Medicinal Products

Instructions for the correct interpretation of the standard terms "blister" and "unit-dose blister"

This instruction is intended for applicants/marketing authorization holders as a guide for the correct interpretation of the standard terms "blister" and "unit dose blister", in accordance with the definitions available on the website of the European Directorate for the Quality of Medicines (EDQM) of the Council of Europe. The instruction was created with the aim of avoiding possible medication errors due to the separation of perforated blister units that do not contain all the necessary information as stated below.

Blister

Container (usually multidose) consisting of two layers of which one is shaped to contain the individual doses. Strips and unit-dose blisters are excluded.

Unit-dose blister

Container consisting of two layers of which one is shaped to contain the individual unit, usually provided with perforations, the intention being to allow each individual unit to be separated for single unit administration. All the information required for blister packs must appear on each unit dose presentation. Blisters and strips are excluded.
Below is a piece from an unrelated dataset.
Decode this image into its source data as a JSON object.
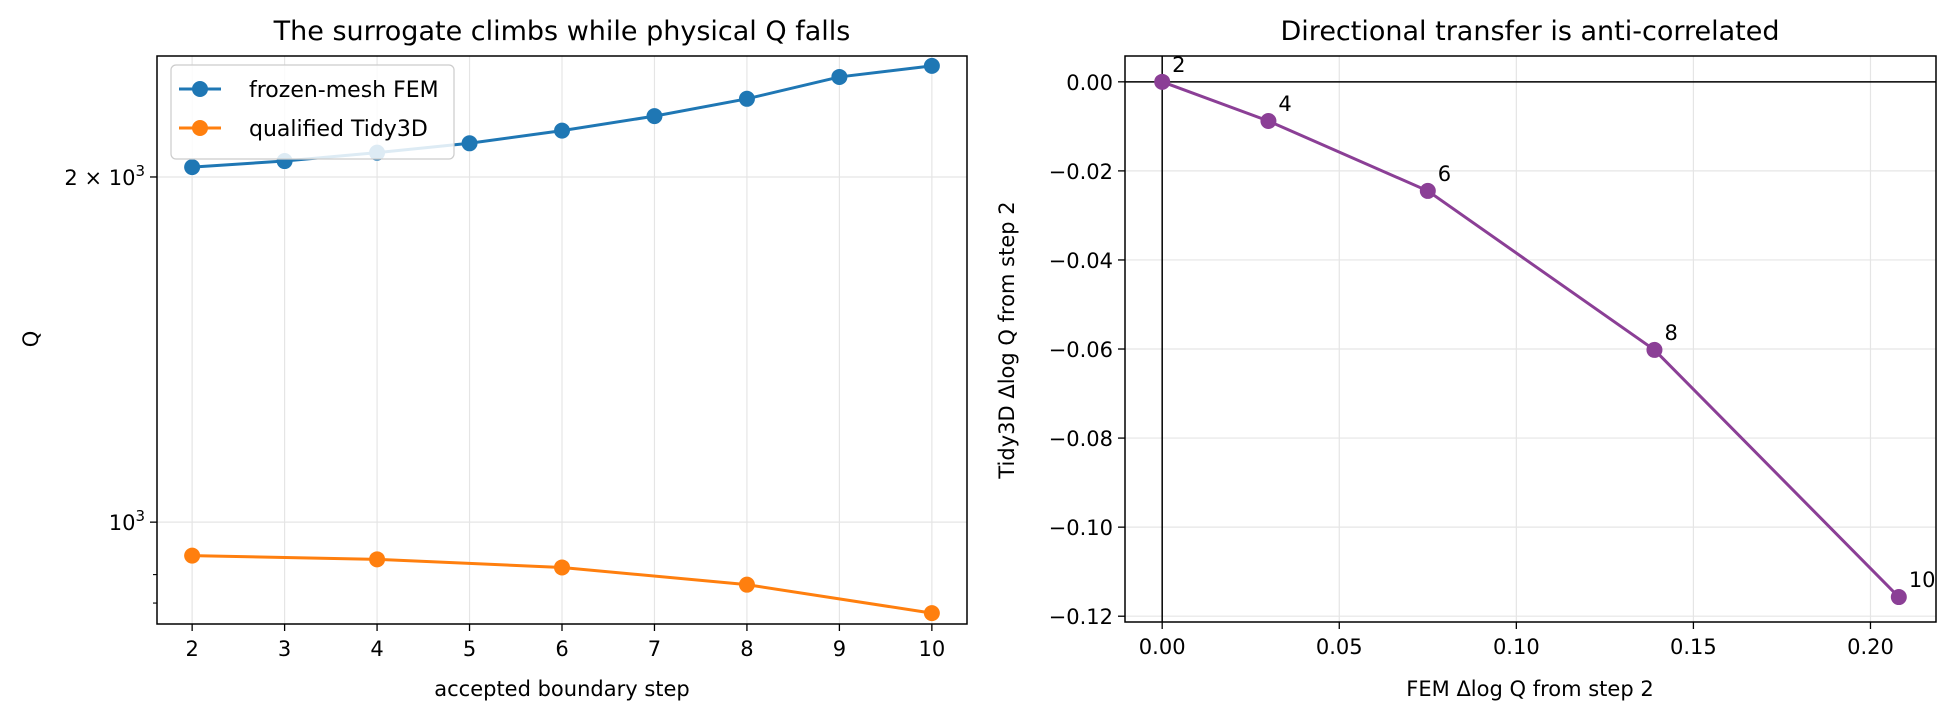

With regard to unit-dose blisters, in the application form, Summary of product characteristics, Package leaflet and on the outer packaging of the medicinal product, the package size should be stated as in the following example: "20 x 1 tablet". All information that should be contained in the inner packaging of the "blister" type (name of the medicinal product, active substance, marketing authorization holder, batch number and expiration date) should be located on each unit of the unit-dose blister, in accordance with point 9. of the Instructions for preparing a mock-up of the packaging of the medicinal product.

Blisters with perforations (perforated blisters) should be approved exclusively as unit-dose blisters, in accordance with the EDQM definition for the standard term "unit-dose blister".

In procedures for granting marketing authorisation and variation applications in which a new type of blister is introduced, it is necessary to submit a mock-up of the inner packaging of the medicinal product (Module 1.3.2). In case of unit-dose blisters perforations should be clearly indicated on the mock-up, while perforations are not acceptable in regular blisters.